VenCo(97)



In the centre of the room was a hospital bed covered by a mound of white bed linens. The sounds were coming from a collection of machines, beeping and whooshing, lights blinking, one a constant red that seemed to blare in silent alarm.

“Hello?” she whispered, creeping quietly to the side of the bed. Was someone there? Remembering her mother’s hospital room, her mother’s body, she reached out and touched the shape on the bed, then pulled her hand back. It was definitely a person, and they were definitely not breathing. She backed away, then turned and fled to the foyer.

“Gerard has gone to meet his maker, I’m afraid.”

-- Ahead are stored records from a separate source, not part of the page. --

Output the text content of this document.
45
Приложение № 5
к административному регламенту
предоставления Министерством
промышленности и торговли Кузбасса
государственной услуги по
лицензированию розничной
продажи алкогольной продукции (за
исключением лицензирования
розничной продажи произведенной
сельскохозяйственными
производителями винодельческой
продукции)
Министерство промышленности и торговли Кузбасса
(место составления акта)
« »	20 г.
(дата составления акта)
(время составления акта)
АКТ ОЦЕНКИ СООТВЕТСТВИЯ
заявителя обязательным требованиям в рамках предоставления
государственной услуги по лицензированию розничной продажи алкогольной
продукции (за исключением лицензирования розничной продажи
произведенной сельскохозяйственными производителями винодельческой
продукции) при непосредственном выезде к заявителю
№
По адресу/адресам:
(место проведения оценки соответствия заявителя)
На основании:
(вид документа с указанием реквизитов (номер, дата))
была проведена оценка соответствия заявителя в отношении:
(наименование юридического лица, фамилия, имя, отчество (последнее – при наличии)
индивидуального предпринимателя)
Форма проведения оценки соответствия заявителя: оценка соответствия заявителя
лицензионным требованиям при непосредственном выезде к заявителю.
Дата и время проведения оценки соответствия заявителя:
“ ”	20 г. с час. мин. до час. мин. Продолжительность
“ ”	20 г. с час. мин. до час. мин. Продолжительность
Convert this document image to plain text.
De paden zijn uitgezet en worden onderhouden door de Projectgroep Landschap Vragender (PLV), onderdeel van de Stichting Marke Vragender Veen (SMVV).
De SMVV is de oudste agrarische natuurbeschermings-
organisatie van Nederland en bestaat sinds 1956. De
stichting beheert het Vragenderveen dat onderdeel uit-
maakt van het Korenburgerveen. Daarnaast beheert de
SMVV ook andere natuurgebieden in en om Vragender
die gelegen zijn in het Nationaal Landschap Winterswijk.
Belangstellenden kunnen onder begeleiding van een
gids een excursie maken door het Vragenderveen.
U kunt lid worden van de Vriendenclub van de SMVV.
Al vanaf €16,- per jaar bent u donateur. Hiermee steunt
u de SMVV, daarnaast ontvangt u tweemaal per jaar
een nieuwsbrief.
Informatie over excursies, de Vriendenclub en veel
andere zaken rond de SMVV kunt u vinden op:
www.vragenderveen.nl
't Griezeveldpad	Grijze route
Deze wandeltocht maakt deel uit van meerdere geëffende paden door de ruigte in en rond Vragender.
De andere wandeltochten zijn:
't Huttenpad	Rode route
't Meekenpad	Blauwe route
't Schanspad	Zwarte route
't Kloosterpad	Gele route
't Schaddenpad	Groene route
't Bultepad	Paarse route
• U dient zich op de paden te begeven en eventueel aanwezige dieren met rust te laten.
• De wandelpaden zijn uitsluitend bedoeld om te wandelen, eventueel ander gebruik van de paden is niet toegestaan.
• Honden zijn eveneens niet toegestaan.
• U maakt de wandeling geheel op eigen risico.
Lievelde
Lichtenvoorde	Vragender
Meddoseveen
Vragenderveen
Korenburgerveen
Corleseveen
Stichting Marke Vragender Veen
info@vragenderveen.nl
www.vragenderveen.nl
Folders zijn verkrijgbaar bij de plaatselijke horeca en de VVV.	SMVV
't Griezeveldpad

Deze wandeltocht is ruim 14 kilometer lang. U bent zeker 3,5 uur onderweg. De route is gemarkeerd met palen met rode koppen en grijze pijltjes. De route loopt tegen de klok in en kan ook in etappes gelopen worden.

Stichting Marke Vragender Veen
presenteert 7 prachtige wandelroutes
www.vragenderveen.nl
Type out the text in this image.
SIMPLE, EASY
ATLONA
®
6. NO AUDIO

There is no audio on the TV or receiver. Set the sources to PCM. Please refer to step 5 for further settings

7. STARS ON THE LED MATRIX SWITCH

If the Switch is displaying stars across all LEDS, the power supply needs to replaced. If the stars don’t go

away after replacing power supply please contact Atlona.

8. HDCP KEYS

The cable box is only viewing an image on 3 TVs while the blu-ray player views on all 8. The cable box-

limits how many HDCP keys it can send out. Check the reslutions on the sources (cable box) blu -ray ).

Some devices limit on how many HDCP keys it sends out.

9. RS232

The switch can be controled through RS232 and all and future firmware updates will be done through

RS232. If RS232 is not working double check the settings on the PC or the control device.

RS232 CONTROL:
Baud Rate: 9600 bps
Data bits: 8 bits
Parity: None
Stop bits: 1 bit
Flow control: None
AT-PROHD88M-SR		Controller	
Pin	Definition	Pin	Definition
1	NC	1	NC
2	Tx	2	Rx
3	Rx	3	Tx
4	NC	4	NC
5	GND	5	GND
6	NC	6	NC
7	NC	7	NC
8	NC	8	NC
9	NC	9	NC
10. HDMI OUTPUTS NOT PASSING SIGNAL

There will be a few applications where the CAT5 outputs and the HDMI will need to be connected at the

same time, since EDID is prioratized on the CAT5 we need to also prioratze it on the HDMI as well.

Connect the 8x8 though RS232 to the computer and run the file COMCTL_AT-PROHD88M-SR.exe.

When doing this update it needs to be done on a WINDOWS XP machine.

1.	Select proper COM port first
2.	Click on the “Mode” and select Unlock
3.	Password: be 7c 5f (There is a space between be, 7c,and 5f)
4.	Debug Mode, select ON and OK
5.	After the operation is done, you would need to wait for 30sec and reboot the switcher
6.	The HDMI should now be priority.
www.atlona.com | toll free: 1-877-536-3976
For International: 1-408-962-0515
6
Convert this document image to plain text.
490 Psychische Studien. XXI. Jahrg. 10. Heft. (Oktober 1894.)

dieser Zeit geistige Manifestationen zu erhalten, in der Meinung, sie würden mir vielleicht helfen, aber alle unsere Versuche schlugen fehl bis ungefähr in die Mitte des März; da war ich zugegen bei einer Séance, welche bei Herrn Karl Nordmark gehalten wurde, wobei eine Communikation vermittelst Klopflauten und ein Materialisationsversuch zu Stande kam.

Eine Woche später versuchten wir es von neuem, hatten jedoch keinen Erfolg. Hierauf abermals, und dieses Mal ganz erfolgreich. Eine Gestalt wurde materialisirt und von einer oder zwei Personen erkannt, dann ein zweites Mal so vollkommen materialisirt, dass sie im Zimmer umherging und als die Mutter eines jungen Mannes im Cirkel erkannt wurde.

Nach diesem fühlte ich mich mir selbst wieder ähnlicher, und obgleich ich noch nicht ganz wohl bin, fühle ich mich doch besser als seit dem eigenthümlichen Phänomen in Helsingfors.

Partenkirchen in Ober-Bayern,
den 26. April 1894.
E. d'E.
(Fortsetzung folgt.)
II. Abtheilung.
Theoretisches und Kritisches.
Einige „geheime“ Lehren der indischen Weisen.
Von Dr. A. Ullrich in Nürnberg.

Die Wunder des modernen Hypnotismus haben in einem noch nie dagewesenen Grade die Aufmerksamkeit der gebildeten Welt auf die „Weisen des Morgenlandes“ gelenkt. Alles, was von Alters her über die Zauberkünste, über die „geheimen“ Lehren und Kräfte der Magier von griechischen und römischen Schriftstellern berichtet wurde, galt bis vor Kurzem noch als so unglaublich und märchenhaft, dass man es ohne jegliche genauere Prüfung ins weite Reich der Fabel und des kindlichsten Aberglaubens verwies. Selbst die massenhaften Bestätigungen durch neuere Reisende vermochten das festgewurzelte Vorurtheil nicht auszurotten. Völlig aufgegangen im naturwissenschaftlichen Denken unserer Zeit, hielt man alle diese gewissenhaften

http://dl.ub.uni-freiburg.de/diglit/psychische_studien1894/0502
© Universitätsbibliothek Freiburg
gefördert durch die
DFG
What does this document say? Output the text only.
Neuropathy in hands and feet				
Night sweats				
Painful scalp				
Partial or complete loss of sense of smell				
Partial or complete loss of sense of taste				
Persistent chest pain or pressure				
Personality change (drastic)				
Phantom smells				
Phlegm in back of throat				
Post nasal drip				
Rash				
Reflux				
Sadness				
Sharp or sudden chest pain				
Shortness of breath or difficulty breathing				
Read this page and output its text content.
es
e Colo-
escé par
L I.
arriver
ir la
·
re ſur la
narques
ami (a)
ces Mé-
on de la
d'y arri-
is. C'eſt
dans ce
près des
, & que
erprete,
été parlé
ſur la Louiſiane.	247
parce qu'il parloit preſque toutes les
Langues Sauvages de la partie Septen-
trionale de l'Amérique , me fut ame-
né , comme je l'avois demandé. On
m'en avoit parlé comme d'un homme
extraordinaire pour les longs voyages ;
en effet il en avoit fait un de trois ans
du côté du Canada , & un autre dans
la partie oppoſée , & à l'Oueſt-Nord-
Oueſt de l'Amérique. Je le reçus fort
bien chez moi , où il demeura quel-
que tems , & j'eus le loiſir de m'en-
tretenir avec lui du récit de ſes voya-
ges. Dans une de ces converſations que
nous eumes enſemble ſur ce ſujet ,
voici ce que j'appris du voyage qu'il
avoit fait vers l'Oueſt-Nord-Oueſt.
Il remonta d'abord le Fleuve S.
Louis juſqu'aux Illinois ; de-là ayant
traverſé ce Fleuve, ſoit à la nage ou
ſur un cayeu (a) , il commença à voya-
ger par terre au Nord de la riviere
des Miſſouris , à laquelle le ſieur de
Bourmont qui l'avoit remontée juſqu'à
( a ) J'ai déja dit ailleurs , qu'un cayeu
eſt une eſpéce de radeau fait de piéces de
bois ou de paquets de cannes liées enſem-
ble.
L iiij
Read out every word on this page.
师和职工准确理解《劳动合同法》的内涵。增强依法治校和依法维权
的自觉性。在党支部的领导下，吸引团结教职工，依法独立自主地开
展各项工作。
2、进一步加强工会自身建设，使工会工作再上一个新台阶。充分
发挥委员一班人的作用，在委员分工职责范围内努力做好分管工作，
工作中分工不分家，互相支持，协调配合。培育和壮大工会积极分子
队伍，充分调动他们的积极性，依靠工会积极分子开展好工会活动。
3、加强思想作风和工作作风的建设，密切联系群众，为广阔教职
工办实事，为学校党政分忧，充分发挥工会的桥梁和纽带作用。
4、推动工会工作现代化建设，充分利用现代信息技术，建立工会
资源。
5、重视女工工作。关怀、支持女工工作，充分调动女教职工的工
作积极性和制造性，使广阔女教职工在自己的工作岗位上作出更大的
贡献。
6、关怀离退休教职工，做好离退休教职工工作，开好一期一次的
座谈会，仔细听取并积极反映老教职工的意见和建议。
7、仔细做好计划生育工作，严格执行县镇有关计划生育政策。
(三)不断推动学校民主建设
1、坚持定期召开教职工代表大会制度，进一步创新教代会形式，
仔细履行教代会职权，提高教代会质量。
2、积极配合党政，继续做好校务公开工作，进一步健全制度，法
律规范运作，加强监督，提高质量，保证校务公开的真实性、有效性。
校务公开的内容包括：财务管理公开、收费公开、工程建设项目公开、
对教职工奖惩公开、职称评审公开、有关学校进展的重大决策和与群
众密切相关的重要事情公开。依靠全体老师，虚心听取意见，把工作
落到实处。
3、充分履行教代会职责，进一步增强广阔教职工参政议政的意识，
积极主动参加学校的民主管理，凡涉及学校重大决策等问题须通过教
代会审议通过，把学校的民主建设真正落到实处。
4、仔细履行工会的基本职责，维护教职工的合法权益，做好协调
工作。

Lucky jumped at the voice. The Benandanti was standing at the bottom of the stairs, hands in his pockets, head tipped to the side.

Lucky jumped. “Oh, fuck . . .” She caught her breath. “Why are you keeping a dead man in the parlor?”

“Why not?” He shrugged.

She tried to compose herself. She needed to be composed. No thread could be dropped now, no boundary unguarded. Not even for a corpse.

“So what is your name, then? It sure as hell isn’t Morris Montgomery from Missouri.”

He chuckled. “No, it sure as hell isn’t. I am Jay Christos.”

She put her hands on her hips, attempting to project nothing but strength, even if her bladder felt suddenly very full. “And you are Benandanti.”

“Yes, very good. It’s an old name, but I find it still fits.”

“Everything about you is old, I think.”

He walked towards her, nodding. “Ancient, in fact. All the very best things are. Only the strongest things can stand in the midst of all this time swirling about.”

She paced slowly in the opposite direction, so that they circled each other around the centre table. She smiled, mocking him. “Strongest? Is that why you ran from a little old Yarb witch?”

Some colour rose in his cheeks. “Strength is measured in intelligence, too, and I am no fool. I was out of my element. She belongs to that place, and I don’t, clearly, since I have all my teeth.”

He stopped, bending slightly at the waist, a hand in front of him, like a small bow. “Shall we go and get ourselves that drink now?”

His hand was large but shapely, his fingers slender but strong. And his wrist—she had never taken note of a man’s wrist before, but his seemed a model for the David.

What the fuck? she thought. The David, Lucky? Really?

He was distracting at an almost elemental level, and something about his invitation was appealing. Still, no way she was taking the chance. “If you need a drink, I’ll keep you company, but I’m good.”

“Very well,” he said, and started back up the stairs.

“Whoa. Why upstairs?”

“That’s where I keep the good stuff,” he called over his shoulder. “And considering the nature of this visit, I thought only the good stuff would do. Unless you’d rather stay down here with Gerard?”

She sighed. Keeping a safe distance, she followed him up one flight, and then a second, where they turned into a broad hall. She watched him carefully as they made their way past several closed doors. His movements were so smooth, he almost glided, except that there was also something muscular about the motion.

The room he led her to was huge, running the whole length of the house, from the back to the front, where French doors opened onto an iron balcony overlooking the street. Two chandeliers, dark metal arms dripping in crystals, hung low above mirrored side tables, with a larger, older model swagged above a massive bed. Lit pillar candles of different heights flickered from narrow tables in between the windows and along the fireplace mantel. She didn’t like the way the room was putting her at ease. “Can we turn on a light in here?”

“This is fine,” he answered, and he sounded so certain she couldn’t help but agree that it was fine.

What the hell, Lucky?

She felt as if her mind and her body were somehow sliding apart. So while her mind was growing complacent, her body was growing more responsive, and to Jay Christos of all things. She closed her eyes for a moment, forcing herself back together.

“Strange,” she heard him say from very close. “I can’t seem to touch you.”

When she opened her eyes, he was right in front of her. Close enough that she could see that his eyes were so dark he didn’t appear to have irises, that his skin was unblemished, that he was, in fact, perfect. He walked around her, trying to lay his hands on her, even just to run a finger along her jawline or touch her hair where it curled on her neck. “I can’t reach you.”

She felt his confusion as her triumph. It worked! She had even picked the cedar from a park, the way she did with Arnya all those years ago as part of her “defence training.” Cedar in your shoes keeps you walking right, Arnya’d explained to her. And it’s free.

She raised one foot. “Cedar in the shoes, Christos. Something passed down to my mom from her mother.”

“They were witches?”

“Better, they were Indigenous women.”

“I am unfamiliar with those practices.”

“Maybe you shouldn’t be so Western in your education. That’s a weakness.”

He raised an eyebrow. That hurt him, she could see it. “My, you really are a fascinating quilt of methods and belief. But, you know, even the most beautiful quilt is crafted out of rags after all.”